E&OE
10 April 2008
Interview with Karon Snowdon, Radio Australia
SMITH: I think India's emergence is under-appreciated. I think our relationship with India is underdone. Both Australia and India want to take that relationship to a new and a different level, because of India's role in our region and because of India's emergence as an economic and a strategic player in the course of this century.
SNOWDON: How are you going to do that?
SMITH: Well, the first thing you have to do is turn up and put your shoulder to the wheel. I've spoken to a number of senior Indian officials and made the point that there's not enough contact leader to leader, minister to minister, official to official and we need to enhance, not just our economic relations, but also our people to people exchanges.
SNOWDON: When are you off to India then?
SMITH: Well, the Prime Minister and I both want to go to India in the course of this year and we're in the process of arranging dates with our Indian counterparts.
SNOWDON: The Australian Government now is making a strong push for membership of the UN Security Council from 2013. How much does that risk being a distraction given in many fields the Security Council really is a toothless tiger and some say is quite ineffective at times when it needs to be most out there in the world and making strong decisions?
SMITH: Well, wanting to enhance our activity within the United Nations and wanting to enhance the United Nations activities within international relations is not a distraction. It's a centerpiece. One of the things we've come to office with is a view that Australia's activity in international institutions, like the United Nations, hasn't been as active as it could or should be. The United Nations is not a perfect institution, but the United Nations and the Security Council remain the premier international institution so far as international security and peacekeeping is concerned.
But we also believe that the Security Council, for example, should reflect the modern world. We strongly believe that India and Japan, for example, should both be permanent members of a reformed Security Council. We want the Security Council and the United Nations to reflect the modern international era, not to be a reflection of the 1940s or the 1950s.
SNOWDON: In a recent speech Prime Minister Kevin Rudd highlighted his idea about enhancing China's engagement in multilateral forums and its role in the Asia Pacific region. And his suggestion was that enhancing, perhaps expanding the six-party talk format would be one way to do that. Talk to me a bit about that if you would because it excludes Australia?
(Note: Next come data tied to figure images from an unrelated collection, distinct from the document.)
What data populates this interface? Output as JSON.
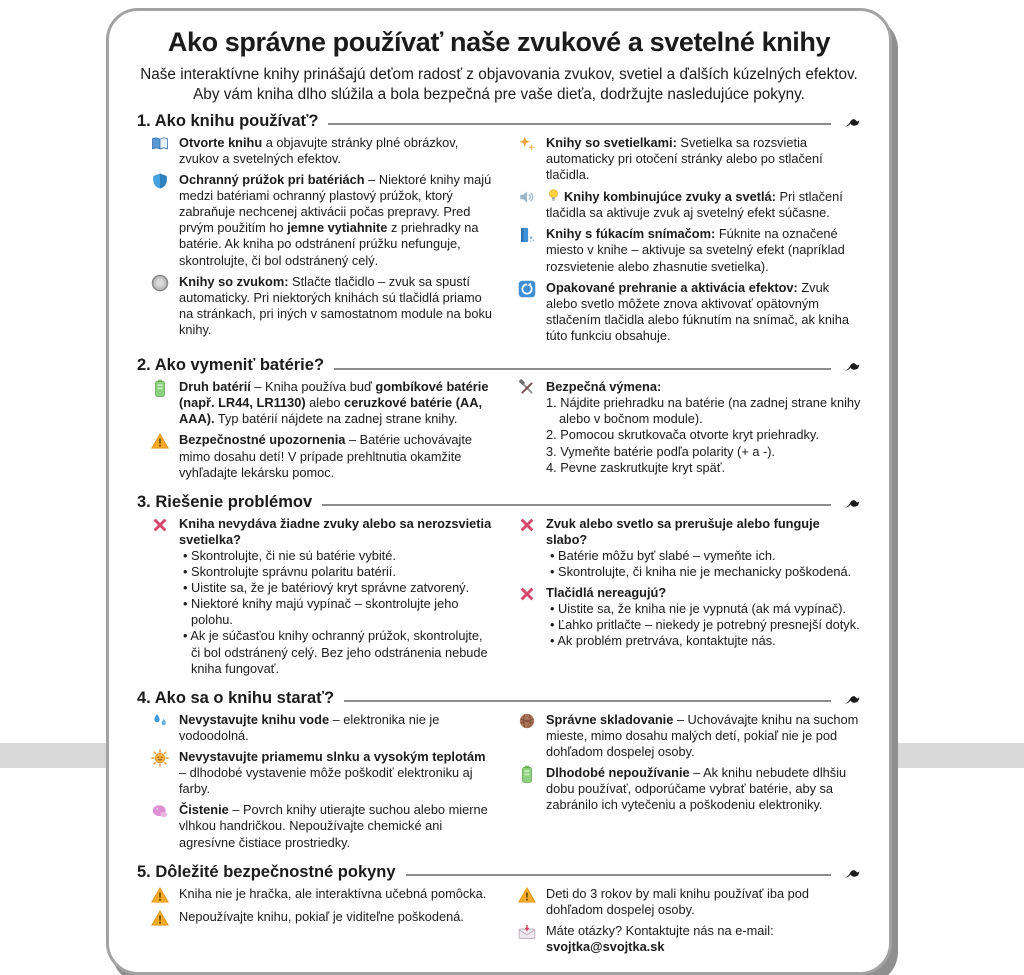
{
  "page": {
    "title": "Ako správne používať naše zvukové a svetelné knihy",
    "intro_lines": [
      "Naše interaktívne knihy prinášajú deťom radosť z objavovania zvukov, svetiel a ďalších kúzelných efektov.",
      "Aby vám kniha dlho slúžila a bola bezpečná pre vaše dieťa, dodržujte nasledujúce pokyny."
    ]
  },
  "sections": [
    {
      "heading": "1. Ako knihu používať?",
      "left": [
        {
          "icon": "open-book-icon",
          "segments": [
            {
              "b": 1,
              "t": "Otvorte knihu"
            },
            {
              "b": 0,
              "t": " a objavujte stránky plné obrázkov, zvukov a svetelných efektov."
            }
          ]
        },
        {
          "icon": "shield-icon",
          "segments": [
            {
              "b": 1,
              "t": "Ochranný prúžok pri batériách"
            },
            {
              "b": 0,
              "t": " – Niektoré knihy majú medzi batériami ochranný plastový prúžok, ktorý zabraňuje nechcenej aktivácii počas prepravy. Pred prvým použitím ho "
            },
            {
              "b": 1,
              "t": "jemne vytiahnite"
            },
            {
              "b": 0,
              "t": " z priehradky na batérie. Ak kniha po odstránení prúžku nefunguje, skontrolujte, či bol odstránený celý."
            }
          ]
        },
        {
          "icon": "sound-button-icon",
          "segments": [
            {
              "b": 1,
              "t": "Knihy so zvukom:"
            },
            {
              "b": 0,
              "t": " Stlačte tlačidlo – zvuk sa spustí automaticky. Pri niektorých knihách sú tlačidlá priamo na stránkach, pri iných v samostatnom module na boku knihy."
            }
          ]
        }
      ],
      "right": [
        {
          "icon": "sparkles-icon",
          "segments": [
            {
              "b": 1,
              "t": "Knihy so svetielkami:"
            },
            {
              "b": 0,
              "t": " Svetielka sa rozsvietia automaticky pri otočení stránky alebo po stlačení tlačidla."
            }
          ]
        },
        {
          "icon": "speaker-icon",
          "inline_icon": "bulb-icon",
          "segments": [
            {
              "b": 1,
              "t": "Knihy kombinujúce zvuky a svetlá:"
            },
            {
              "b": 0,
              "t": " Pri stlačení tlačidla sa aktivuje zvuk aj svetelný efekt súčasne."
            }
          ]
        },
        {
          "icon": "blow-sensor-icon",
          "segments": [
            {
              "b": 1,
              "t": "Knihy s fúkacím snímačom:"
            },
            {
              "b": 0,
              "t": " Fúknite na označené miesto v knihe – aktivuje sa svetelný efekt (napríklad rozsvietenie alebo zhasnutie svetielka)."
            }
          ]
        },
        {
          "icon": "replay-icon",
          "segments": [
            {
              "b": 1,
              "t": "Opakované prehranie a aktivácia efektov:"
            },
            {
              "b": 0,
              "t": " Zvuk alebo svetlo môžete znova aktivovať opätovným stlačením tlačidla alebo fúknutím na snímač, ak kniha túto funkciu obsahuje."
            }
          ]
        }
      ]
    },
    {
      "heading": "2. Ako vymeniť batérie?",
      "left": [
        {
          "icon": "battery-icon",
          "segments": [
            {
              "b": 1,
              "t": "Druh batérií"
            },
            {
              "b": 0,
              "t": " – Kniha používa buď "
            },
            {
              "b": 1,
              "t": "gombíkové batérie (např. LR44, LR1130)"
            },
            {
              "b": 0,
              "t": " alebo "
            },
            {
              "b": 1,
              "t": "ceruzkové batérie (AA, AAA)."
            },
            {
              "b": 0,
              "t": " Typ batérií nájdete na zadnej strane knihy."
            }
          ]
        },
        {
          "icon": "warning-icon",
          "segments": [
            {
              "b": 1,
              "t": "Bezpečnostné upozornenia"
            },
            {
              "b": 0,
              "t": " – Batérie uchovávajte mimo dosahu detí! V prípade prehltnutia okamžite vyhľadajte lekársku pomoc."
            }
          ]
        }
      ],
      "right": [
        {
          "icon": "tools-icon",
          "title": "Bezpečná výmena:",
          "steps": [
            "1. Nájdite priehradku na batérie (na zadnej strane knihy alebo v bočnom module).",
            "2. Pomocou skrutkovača otvorte kryt priehradky.",
            "3. Vymeňte batérie podľa polarity (+ a -).",
            "4. Pevne zaskrutkujte kryt späť."
          ]
        }
      ]
    },
    {
      "heading": "3. Riešenie problémov",
      "left": [
        {
          "icon": "error-x-icon",
          "title": "Kniha nevydáva žiadne zvuky alebo sa nerozsvietia svetielka?",
          "bullets": [
            "Skontrolujte, či nie sú batérie vybité.",
            "Skontrolujte správnu polaritu batérií.",
            "Uistite sa, že je batériový kryt správne zatvorený.",
            "Niektoré knihy majú vypínač – skontrolujte jeho polohu.",
            "Ak je súčasťou knihy ochranný prúžok, skontrolujte, či bol odstránený celý. Bez jeho odstránenia nebude kniha fungovať."
          ]
        }
      ],
      "right": [
        {
          "icon": "error-x-icon",
          "title": "Zvuk alebo svetlo sa prerušuje alebo funguje slabo?",
          "bullets": [
            "Batérie môžu byť slabé – vymeňte ich.",
            "Skontrolujte, či kniha nie je mechanicky poškodená."
          ]
        },
        {
          "icon": "error-x-icon",
          "title": "Tlačidlá nereagujú?",
          "bullets": [
            "Uistite sa, že kniha nie je vypnutá (ak má vypínač).",
            "Ľahko pritlačte – niekedy je potrebný presnejší dotyk.",
            "Ak problém pretrváva, kontaktujte nás."
          ]
        }
      ]
    },
    {
      "heading": "4. Ako sa o knihu starať?",
      "left": [
        {
          "icon": "water-drops-icon",
          "segments": [
            {
              "b": 1,
              "t": "Nevystavujte knihu vode"
            },
            {
              "b": 0,
              "t": " – elektronika nie je vodoodolná."
            }
          ]
        },
        {
          "icon": "sun-face-icon",
          "segments": [
            {
              "b": 1,
              "t": "Nevystavujte priamemu slnku a vysokým teplotám"
            },
            {
              "b": 0,
              "t": " – dlhodobé vystavenie môže poškodiť elektroniku aj farby."
            }
          ]
        },
        {
          "icon": "sponge-icon",
          "segments": [
            {
              "b": 1,
              "t": "Čistenie"
            },
            {
              "b": 0,
              "t": " – Povrch knihy utierajte suchou alebo mierne vlhkou handričkou. Nepoužívajte chemické ani agresívne čistiace prostriedky."
            }
          ]
        }
      ],
      "right": [
        {
          "icon": "storage-box-icon",
          "segments": [
            {
              "b": 1,
              "t": "Správne skladovanie"
            },
            {
              "b": 0,
              "t": " – Uchovávajte knihu na suchom mieste, mimo dosahu malých detí, pokiaľ nie je pod dohľadom dospelej osoby."
            }
          ]
        },
        {
          "icon": "battery-icon",
          "segments": [
            {
              "b": 1,
              "t": "Dlhodobé nepoužívanie"
            },
            {
              "b": 0,
              "t": " – Ak knihu nebudete dlhšiu dobu používať, odporúčame vybrať batérie, aby sa zabránilo ich vytečeniu a poškodeniu elektroniky."
            }
          ]
        }
      ]
    },
    {
      "heading": "5. Dôležité bezpečnostné pokyny",
      "left": [
        {
          "icon": "warning-icon",
          "segments": [
            {
              "b": 0,
              "t": "Kniha nie je hračka, ale interaktívna učebná pomôcka."
            }
          ]
        },
        {
          "icon": "warning-icon",
          "segments": [
            {
              "b": 0,
              "t": "Nepoužívajte knihu, pokiaľ je viditeľne poškodená."
            }
          ]
        }
      ],
      "right": [
        {
          "icon": "warning-icon",
          "segments": [
            {
              "b": 0,
              "t": "Deti do 3 rokov by mali knihu používať iba pod dohľadom dospelej osoby."
            }
          ]
        },
        {
          "icon": "email-icon",
          "segments": [
            {
              "b": 0,
              "t": "Máte otázky? Kontaktujte nás na e-mail: "
            },
            {
              "b": 1,
              "t": "svojtka@svojtka.sk"
            }
          ]
        }
      ]
    }
  ],
  "colors": {
    "accent_red_x": "#d6456a",
    "warning_orange": "#f7a928",
    "battery_green": "#8ed17c",
    "book_blue": "#4597dc",
    "shadow_gray": "#8f8f8f"
  }
}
SMITH: Well China's engagement with the international community and the international community's engagement with China is a good and sensible thing. We think that will encourage and help openness and transparency so far as China is concerned.
So far as the six-party talks are concerned, the point we've made is that the six-party talks, which are currently focusing on North Korea and the nuclear issue, if that is successful ultimately and if that emerges into some more broader regional security framework, we've made it clear to all concerned that we would like to be, as I have put it, in on the ground floor in that regional arrangement.
That's the sensible thing for us to argue and I've made that point myself to the United States administration just as the Prime Minister has made the point to all concerned on his recent trip.
SNOWDON: An emerging crisis it seems is food scarcity and food crisis. What do you think is a way of nations like Australia responding to that emerging crisis?
SMITH: Yes it's an emerging problem. We've having a very careful look at what we can do in terms of our international development assistance. We run a number of food programs which are important, Zimbabwe is one example, East Timor is another.
SNOWDON: Is the government getting some assessment of its potential to create instability in Asia Pacific countries?
SMITH: Well there are a whole range of issues that have the potential to cause instability in fragile or weak nation states. Food insecurity is one of them, energy insecurity is another, adverse consequences coming from climate change or transnational crime or the illegal or unlawful people movements: all of these things potentially set the scene for adverse consequences for nation states. They also set the scene for international terrorism emerging. So all of these things are issues and the more fragile the nation state, the more there's a responsibility on regional leaders and the international community to try and address them for the more fragile nation states.